The Quebec City Film Festival (FCVQ) opens Wednesday with a program that is more political and committed than ever. In keeping with this “citizen” shift undertaken by the general director, Hugo Latulippe, and the director of programming, Helen Faradji, the documentary I Shall Not Hatepresented as a Canadian premiere, promises to make an impression in this year of war in the Middle East.
The film traces the journey of Dr Izzeldin Abuelaish, a Gazan doctor who worked in Israel. He takes his name from the autobiographical story he published in 2011 (I will not hateRobert Laffont), international bestseller and translated into around twenty languages.
A three-time Nobel Peace Prize nominee, Abuelaish was born in a refugee camp in the Gaza Strip and now lives in Toronto. Trained at the University of London and Harvard, he is the first Palestinian doctor to be appointed to an Israeli hospital and to have treated both Palestinian and Israeli children.
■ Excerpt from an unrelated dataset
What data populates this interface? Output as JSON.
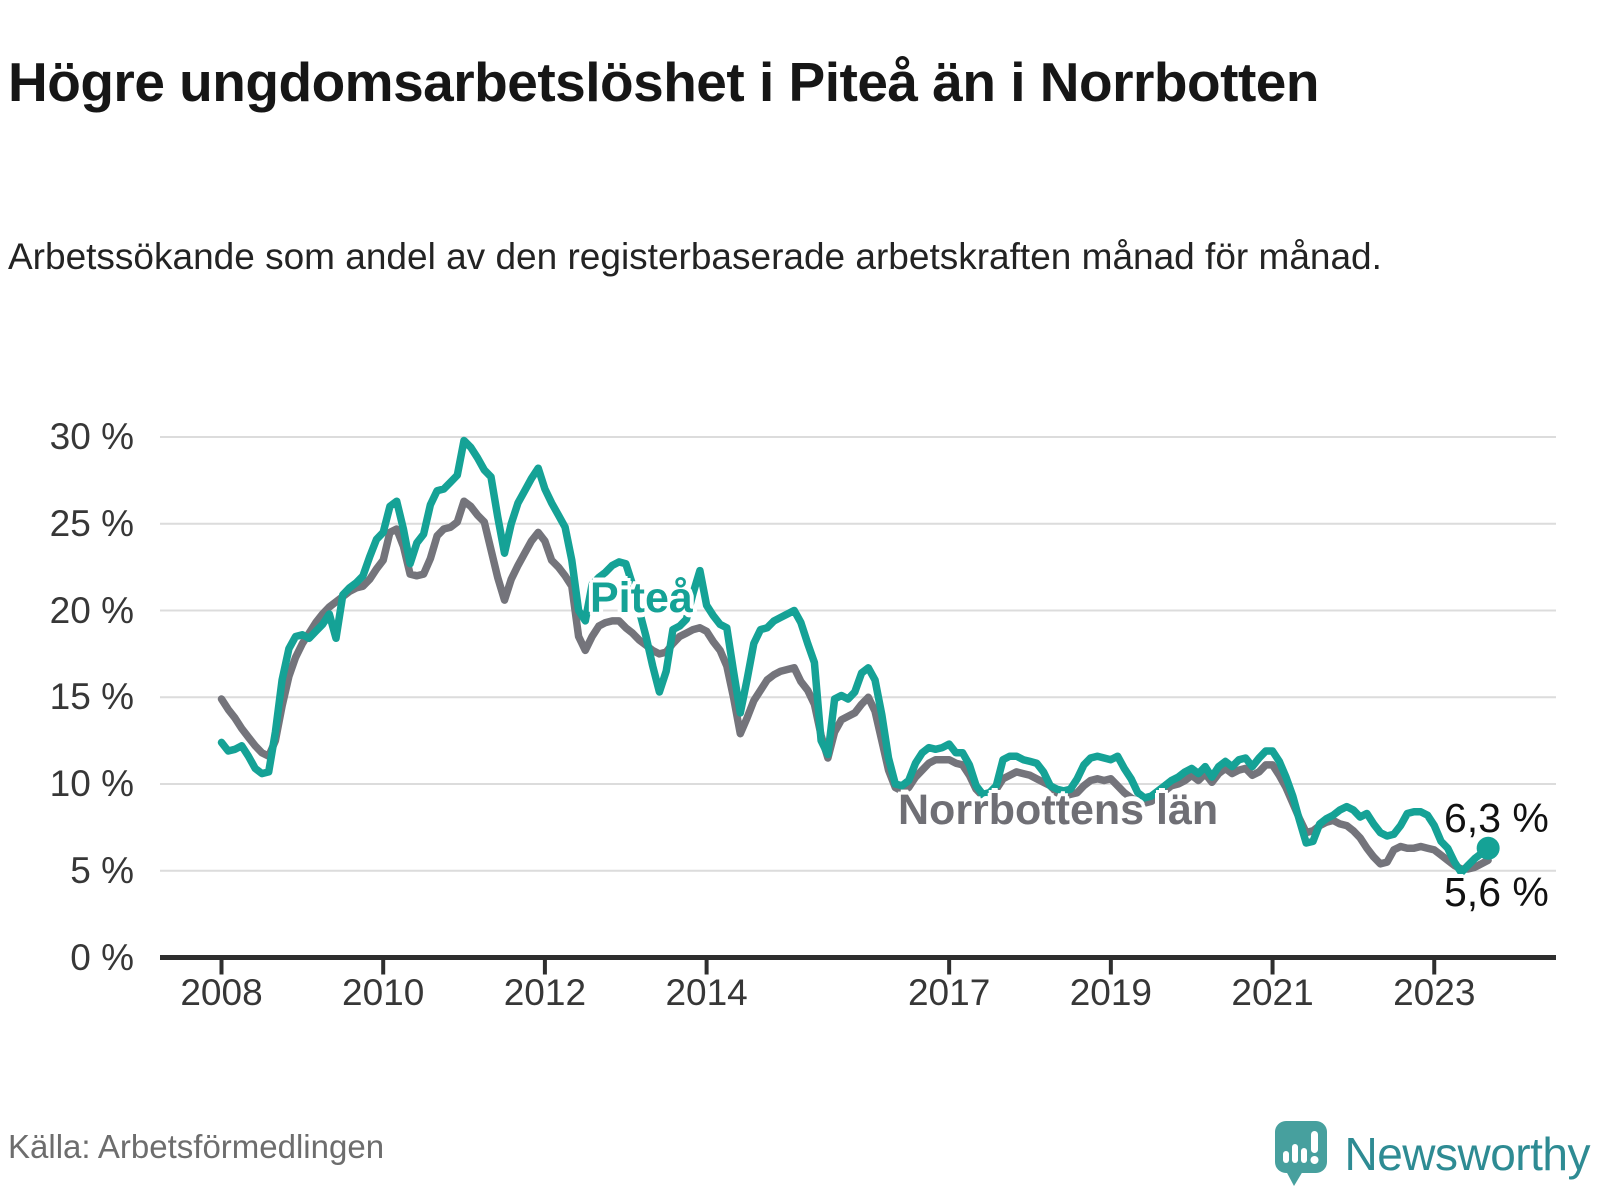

A long-time peace activist and critic of both the Palestinian and Israeli governments, Dr.r Abuelaish lost three of his daughters and a niece in an Israeli bombing of his home during the 2008-09 Gaza war, days after he denounced such strikes in the media. But the Netanyahu government, sued by the Dr Abuelaish has consistently denied any causal link between his media appearances and the attack on his home, citing security concerns that experts have deemed misleading.
Distress Live
It is also thanks to his media appearances that Izzeldin Abuelaish has acquired international notoriety. In what turns out to be the most powerful scene in the documentary, we see one of the most chilling television moments ever recorded: immediately after his house is bombed, the Dr Abuelaish calls a journalist friend who is doing a live newscast on TV. The journalist interrupts him to have the doctor on the phone. His distress is so great that it sends shockwaves through Israel, prompting the Jewish state to declare a ceasefire the day after.
“There was a great sincerity and a deep sense of helplessness in his testimony that instantly moved me,” says Tal Barda, the American-Israeli director of the documentary. “It was through that television segment that I first became aware of him, but it wasn’t until years later, as he was working through his legal battles against the Israeli state, that I decided to make a film about him,” she continues. “His story is so inspiring that I couldn’t believe it hadn’t been brought to the screen before.”
The undertaking was not easy, however, the filmmaker admits: “At first, I had a lot of trouble gaining his trust. It was only after long discussions that he agreed to film the testimonies of his family members. Several of them recounted their memories of the bombing of their house for the first time in front of a camera.”
Tense context
The film crew visited the doctor in Toronto and then followed him to the Gaza Strip in 2021, during his final hearing against the Israeli military before the country’s Supreme Court.
All of the footage was shot and edited before October 7, 2023, the outbreak of the current war between Israel and Hamas. However, Barda “felt compelled to add a sequence at the end to talk about it.” It reveals that in the first few weeks of the war alone, 22 members of D’s family were killed.r Abuelaish died in Israeli strikes.
“Of course, the doctor is more pessimistic today, but he continues to encourage a peace agreement between Israel and Palestine. It’s admirable,” says the director. Based in Tel Aviv, having lived in the United States and France, she says she supports the doctor’s calls for calm and does not necessarily defend an Israeli point of view: “I refused to be financed by the State of Israel or by Palestinian organizations. That’s why we opted for an international co-production model and we work with Quebec producers.”
In fact, Paul Cadieux and Maryse Rouillard, from Filmoption International, which is distributing the film, are co-producers alongside Frenchwoman Isabelle Gripon. Nearly a year after October 7, 2023, the context remains explosive for distributing such a feature film. On social networks, Internet users were particularly surprised by the humanist statement of the Dr Abuelaish, as the death toll in Gaza passed 40,000 last month.
Helen Faradji, programming director of the FCVQ, the first Canadian festival to present I Shall Not Hate After a premiere at the prestigious CPH: DOX in Copenhagen in March, he nevertheless defends his selection: “The film embodies our vision of cinema as a way of thinking about the major issues of our time.”
“Without taking a political position, he makes us aware of war through the eyes of the Dr Abuelaish, whose mission as a caregiver goes beyond conflicts and massacres. His story is exemplary.
Competition returns to the FCVQ
I Shall Not Hate (English version ofA long road to peace) will be presented Thursday at the FCVQ. The film will be released later in October, on a date yet to be confirmed.
Olivier Du Ruisseau is in Quebec at the invitation of the Quebec City Film Festival.